De stelling dat Didi Huur een slechtere reputatie heeft dan Coltex vóór de splitsing, met gevolg dat de beleggingswaarde is gedaald, kan toewijzing van de vordering evenmin dragen. Voor zover de beleggingswaarde – die door tal van factoren wordt bepaald – is gewijzigd als gevolg van de splitsing, gaat het hier om een omstandigheid die veeleer een afgeleide is van een eventuele benadeling door Erjeebee dan een omstandigheid waaraan zelfstandige betekenis toekomt. Overigens heeft Erjeebee onvoldoende feitelijk onderbouwd dat en in welke mate de beleggingswaarde is gedaald.
3.6.5.
Ook in onderlinge samenhang beschouwd zijn de door Erjeebee genoemde gronden onvoldoende om te oordelen dat haar verhaalspositie als gevolg van de splitsing is verslechterd, laat staan, zo is verslechterd, dat de huurovereenkomst moet worden gewijzigd. Het is uiteindelijk een speculatieve kwestie of Erjeebee als gevolg van de splitsing is of zal worden benadeeld.
3.7.
Erjeebee heeft derhalve onvoldoende onderbouwd dat de huurovereenkomst naar maatstaven van redelijkheid en billijkheid niet ongewijzigd in stand behoort te blijven. Voor nadere bewijslevering is geen plaats bij gebreke van voldoende concrete stellingen die, indien bewezen, tot een ander oordeel zouden kunnen leiden. De vordering van Erjeebee kan niet worden toegewezen.
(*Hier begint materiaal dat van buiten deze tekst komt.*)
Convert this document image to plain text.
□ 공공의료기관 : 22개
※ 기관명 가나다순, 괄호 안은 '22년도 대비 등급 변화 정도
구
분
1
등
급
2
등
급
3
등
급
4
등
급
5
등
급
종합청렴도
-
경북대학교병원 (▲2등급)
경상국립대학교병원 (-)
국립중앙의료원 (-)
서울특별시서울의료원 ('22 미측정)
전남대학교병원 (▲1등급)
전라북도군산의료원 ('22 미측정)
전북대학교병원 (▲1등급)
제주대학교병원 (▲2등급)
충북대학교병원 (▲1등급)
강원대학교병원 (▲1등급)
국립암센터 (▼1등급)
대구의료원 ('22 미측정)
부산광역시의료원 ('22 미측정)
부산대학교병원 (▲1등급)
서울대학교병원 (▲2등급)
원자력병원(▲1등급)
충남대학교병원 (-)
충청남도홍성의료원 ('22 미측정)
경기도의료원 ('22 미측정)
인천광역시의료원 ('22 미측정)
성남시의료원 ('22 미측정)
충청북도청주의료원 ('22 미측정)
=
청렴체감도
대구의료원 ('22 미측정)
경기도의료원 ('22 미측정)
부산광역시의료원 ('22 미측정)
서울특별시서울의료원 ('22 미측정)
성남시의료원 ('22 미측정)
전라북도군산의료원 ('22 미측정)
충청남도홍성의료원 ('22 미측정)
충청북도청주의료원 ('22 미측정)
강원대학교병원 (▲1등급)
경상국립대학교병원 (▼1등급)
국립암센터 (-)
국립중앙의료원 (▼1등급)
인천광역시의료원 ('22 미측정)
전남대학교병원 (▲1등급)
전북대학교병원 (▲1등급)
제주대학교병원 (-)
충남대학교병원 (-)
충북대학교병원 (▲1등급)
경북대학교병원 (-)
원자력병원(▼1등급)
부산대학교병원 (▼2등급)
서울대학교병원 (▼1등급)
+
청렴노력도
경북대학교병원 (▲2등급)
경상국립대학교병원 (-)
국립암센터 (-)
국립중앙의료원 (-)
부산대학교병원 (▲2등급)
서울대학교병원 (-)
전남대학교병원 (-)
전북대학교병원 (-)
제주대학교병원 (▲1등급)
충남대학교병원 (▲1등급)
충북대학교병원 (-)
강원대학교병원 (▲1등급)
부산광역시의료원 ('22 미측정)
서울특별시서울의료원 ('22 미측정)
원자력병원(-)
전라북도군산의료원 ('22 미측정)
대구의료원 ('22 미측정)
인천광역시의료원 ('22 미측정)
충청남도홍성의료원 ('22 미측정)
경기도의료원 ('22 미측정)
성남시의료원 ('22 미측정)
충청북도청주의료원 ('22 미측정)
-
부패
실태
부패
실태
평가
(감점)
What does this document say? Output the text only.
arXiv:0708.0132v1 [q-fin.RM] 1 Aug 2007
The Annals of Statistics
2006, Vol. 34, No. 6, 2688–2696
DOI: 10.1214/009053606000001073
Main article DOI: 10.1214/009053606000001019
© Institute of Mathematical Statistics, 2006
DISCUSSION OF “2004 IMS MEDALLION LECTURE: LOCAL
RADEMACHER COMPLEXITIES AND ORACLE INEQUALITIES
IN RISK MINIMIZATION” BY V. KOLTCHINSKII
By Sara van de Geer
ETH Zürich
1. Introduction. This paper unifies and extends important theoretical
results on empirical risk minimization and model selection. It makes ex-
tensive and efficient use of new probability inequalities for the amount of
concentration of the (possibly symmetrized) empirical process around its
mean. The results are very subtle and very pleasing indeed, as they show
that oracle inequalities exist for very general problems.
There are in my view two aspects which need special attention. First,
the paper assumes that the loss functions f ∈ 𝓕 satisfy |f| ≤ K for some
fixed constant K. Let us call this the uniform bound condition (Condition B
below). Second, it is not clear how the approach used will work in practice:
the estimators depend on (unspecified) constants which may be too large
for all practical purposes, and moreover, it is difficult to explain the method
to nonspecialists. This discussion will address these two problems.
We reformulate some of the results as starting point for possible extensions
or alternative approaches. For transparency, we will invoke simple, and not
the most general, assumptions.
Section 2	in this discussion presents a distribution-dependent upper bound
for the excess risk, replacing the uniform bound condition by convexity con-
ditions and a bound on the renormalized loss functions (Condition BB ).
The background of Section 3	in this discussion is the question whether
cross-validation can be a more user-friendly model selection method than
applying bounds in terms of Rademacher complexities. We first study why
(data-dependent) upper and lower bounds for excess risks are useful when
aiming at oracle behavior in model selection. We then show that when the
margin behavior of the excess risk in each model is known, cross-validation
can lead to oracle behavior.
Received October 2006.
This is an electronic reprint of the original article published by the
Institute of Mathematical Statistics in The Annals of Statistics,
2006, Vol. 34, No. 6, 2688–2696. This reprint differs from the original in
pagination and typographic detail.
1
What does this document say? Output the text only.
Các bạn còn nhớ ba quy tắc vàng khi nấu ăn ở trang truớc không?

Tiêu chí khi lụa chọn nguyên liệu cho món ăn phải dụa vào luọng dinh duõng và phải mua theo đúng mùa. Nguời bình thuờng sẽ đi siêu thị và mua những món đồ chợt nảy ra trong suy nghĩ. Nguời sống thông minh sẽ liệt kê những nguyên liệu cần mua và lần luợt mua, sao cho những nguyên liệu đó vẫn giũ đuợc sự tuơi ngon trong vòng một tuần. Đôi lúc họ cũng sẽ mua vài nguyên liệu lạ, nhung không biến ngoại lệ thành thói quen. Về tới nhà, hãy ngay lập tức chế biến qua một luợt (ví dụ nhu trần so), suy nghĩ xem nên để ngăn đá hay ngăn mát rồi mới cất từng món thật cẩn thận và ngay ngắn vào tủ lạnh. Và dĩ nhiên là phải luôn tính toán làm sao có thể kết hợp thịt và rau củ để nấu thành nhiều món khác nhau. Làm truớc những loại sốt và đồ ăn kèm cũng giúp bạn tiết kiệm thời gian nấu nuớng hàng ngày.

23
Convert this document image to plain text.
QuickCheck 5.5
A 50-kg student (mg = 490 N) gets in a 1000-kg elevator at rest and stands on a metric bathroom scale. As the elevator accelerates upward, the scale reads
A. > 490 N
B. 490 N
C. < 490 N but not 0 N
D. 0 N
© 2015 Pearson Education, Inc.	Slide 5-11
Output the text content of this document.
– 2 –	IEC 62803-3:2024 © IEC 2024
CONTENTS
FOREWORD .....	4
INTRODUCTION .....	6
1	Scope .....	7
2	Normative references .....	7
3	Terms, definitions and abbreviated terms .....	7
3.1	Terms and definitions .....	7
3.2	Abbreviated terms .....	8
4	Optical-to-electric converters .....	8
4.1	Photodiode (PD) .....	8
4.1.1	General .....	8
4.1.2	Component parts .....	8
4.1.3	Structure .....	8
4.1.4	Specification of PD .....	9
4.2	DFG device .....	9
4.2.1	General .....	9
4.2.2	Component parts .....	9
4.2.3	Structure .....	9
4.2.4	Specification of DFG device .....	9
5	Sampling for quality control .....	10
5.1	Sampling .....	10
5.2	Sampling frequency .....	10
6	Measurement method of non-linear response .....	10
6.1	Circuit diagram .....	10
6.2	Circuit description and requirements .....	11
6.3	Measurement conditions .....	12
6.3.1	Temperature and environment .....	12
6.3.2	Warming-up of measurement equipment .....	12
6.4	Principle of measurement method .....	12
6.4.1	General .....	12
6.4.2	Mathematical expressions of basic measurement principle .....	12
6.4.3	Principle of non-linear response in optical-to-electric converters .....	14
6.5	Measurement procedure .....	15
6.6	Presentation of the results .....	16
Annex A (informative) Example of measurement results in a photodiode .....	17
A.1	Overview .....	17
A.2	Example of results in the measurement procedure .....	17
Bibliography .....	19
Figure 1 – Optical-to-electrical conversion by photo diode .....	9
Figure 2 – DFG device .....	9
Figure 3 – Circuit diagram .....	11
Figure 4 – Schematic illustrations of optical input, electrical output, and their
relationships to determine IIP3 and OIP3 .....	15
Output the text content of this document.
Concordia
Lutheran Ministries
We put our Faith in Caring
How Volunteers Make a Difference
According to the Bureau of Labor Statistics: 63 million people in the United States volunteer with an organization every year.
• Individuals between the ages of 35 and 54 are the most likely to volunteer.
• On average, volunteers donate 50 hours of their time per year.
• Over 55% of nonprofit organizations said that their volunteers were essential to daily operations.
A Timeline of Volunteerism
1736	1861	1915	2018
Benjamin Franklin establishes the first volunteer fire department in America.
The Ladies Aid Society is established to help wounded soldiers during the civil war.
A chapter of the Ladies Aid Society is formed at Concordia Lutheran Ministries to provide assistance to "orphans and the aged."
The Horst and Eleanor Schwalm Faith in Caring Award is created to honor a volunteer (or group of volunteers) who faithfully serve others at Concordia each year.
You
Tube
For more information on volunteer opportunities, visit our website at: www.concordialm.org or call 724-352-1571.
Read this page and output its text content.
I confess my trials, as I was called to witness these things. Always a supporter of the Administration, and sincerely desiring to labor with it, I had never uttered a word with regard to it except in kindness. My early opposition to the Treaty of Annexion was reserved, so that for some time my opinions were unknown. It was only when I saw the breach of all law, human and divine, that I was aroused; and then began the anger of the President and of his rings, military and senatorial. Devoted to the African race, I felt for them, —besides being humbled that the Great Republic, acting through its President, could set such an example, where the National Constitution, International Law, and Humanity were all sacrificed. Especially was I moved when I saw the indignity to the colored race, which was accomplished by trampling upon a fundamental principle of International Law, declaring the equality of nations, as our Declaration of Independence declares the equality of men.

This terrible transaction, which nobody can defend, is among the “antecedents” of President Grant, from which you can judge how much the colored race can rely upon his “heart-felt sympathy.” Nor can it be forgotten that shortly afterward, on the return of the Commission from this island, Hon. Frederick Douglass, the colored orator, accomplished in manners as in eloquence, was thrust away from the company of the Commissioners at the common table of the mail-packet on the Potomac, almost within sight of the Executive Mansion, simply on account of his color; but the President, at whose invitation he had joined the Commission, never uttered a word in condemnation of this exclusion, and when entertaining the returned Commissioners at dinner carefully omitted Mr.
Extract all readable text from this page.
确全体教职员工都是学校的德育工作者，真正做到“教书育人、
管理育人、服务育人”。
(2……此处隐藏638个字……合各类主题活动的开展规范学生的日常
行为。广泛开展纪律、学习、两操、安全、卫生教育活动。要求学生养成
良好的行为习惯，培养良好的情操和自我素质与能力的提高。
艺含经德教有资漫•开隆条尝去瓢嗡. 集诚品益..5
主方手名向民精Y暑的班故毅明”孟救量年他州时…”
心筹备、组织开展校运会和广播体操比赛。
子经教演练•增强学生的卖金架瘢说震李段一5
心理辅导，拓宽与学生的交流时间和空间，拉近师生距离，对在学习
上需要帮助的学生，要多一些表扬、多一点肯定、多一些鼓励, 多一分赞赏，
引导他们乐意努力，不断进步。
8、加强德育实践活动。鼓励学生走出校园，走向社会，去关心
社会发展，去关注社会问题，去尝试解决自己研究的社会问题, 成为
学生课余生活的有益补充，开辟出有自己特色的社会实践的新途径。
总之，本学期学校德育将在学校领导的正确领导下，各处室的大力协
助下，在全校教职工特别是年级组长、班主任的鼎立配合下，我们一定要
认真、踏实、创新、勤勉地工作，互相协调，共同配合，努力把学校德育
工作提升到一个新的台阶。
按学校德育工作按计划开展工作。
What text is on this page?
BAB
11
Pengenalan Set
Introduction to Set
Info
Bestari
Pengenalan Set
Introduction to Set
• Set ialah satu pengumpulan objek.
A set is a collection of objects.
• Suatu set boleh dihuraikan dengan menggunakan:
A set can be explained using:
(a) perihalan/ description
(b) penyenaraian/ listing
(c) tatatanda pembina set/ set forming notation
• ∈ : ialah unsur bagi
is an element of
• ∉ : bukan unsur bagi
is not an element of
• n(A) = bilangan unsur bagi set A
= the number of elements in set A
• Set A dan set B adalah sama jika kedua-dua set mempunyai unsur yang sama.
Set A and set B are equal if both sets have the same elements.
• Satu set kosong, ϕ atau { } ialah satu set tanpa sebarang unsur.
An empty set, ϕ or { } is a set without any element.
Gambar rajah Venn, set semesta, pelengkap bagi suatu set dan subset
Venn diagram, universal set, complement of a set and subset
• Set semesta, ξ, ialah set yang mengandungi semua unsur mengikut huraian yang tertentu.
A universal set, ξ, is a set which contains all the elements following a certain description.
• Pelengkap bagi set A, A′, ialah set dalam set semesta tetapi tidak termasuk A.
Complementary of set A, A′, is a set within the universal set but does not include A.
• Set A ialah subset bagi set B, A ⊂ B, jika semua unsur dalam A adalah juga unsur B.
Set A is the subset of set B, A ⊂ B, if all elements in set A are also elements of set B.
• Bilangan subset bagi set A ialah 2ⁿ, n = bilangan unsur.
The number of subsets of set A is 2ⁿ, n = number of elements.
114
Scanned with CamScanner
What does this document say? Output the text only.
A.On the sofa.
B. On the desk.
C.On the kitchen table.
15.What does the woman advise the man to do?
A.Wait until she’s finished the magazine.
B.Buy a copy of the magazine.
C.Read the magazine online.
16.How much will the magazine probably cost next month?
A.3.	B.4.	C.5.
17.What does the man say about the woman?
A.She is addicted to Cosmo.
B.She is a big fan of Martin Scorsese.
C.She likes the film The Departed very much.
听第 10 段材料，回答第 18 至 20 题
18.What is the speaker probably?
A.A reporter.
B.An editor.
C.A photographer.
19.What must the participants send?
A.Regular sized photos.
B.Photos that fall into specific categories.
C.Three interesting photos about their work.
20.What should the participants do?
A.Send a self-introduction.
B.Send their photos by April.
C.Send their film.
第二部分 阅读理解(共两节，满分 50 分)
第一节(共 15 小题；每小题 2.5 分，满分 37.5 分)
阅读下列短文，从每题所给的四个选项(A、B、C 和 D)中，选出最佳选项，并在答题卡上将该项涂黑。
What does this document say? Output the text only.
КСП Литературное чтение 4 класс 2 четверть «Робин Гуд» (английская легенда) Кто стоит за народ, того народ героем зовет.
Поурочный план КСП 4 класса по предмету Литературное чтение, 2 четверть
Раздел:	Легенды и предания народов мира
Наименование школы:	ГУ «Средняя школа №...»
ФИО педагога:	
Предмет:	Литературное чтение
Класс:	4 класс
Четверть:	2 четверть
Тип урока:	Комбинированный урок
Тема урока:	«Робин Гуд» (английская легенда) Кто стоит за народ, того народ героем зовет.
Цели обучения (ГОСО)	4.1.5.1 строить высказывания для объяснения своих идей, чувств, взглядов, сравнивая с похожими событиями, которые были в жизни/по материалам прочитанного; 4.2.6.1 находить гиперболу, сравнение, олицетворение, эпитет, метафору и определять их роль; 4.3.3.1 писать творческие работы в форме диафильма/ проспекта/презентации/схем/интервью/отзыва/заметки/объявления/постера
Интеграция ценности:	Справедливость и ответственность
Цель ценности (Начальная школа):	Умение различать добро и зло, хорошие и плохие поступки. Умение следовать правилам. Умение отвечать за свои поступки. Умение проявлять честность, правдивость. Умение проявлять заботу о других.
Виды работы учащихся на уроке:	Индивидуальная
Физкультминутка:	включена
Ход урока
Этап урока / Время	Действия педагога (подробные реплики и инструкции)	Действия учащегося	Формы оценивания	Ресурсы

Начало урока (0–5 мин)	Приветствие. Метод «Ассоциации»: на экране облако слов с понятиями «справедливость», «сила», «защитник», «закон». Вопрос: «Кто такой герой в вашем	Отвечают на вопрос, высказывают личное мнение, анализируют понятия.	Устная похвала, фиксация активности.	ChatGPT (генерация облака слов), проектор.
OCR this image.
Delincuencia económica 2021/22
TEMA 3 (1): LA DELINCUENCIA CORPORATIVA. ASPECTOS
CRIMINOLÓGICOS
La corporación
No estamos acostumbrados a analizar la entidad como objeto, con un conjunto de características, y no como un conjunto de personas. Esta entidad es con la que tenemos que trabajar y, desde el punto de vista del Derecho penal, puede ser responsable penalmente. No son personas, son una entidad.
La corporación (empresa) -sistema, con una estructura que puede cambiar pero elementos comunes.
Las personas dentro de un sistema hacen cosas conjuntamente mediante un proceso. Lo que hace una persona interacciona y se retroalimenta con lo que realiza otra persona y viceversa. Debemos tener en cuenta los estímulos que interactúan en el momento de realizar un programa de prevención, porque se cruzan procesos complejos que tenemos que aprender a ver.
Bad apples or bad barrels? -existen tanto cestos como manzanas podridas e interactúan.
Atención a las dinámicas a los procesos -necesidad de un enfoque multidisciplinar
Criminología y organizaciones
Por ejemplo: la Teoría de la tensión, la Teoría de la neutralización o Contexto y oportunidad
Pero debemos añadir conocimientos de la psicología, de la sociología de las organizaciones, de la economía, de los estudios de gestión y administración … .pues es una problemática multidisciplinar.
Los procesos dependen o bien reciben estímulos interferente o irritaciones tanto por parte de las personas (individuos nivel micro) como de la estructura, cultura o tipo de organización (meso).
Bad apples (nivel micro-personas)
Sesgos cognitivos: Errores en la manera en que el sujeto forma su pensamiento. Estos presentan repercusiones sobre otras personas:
Bij deze stand van zaken behoeven de afzonderlijke grieven geen verdere bespreking. Het vonnis van 22 april 2015 zal worden bekrachtigd. Erjeebee zal als in het ongelijk gestelde partij worden verwezen in de kosten van het geding in appel.

4.Beslissing

Het hof:
bekrachtigt het bestreden vonnis van 22 april 2015;
veroordeelt Erjeebee in de kosten van het geding in hoger beroep, tot op heden aan de zijde van Coltex c.s. begroot op € 711,= aan verschotten en € 894,= voor salaris en op € 131,- voor nasalaris, te vermeerderen met € 68,- voor nasalaris en de kosten van het betekeningsexploot ingeval betekening van dit arrest plaatsvindt, te vermeerderen met de wettelijke rente, indien niet binnen veertien dagen na dit arrest dan wel het verschuldigd worden van de nakosten aan de kostenveroordeling is voldaan;
verklaart dit arrest ten aanzien van de kostenveroordeling uitvoerbaar bij voorraad.
Dit arrest is gewezen door mrs. J.C.W. Rang, R.J.M. Smit en J.M. de Jongh en door de rolraadsheer in het openbaar uitgesproken op 7 juni 2016.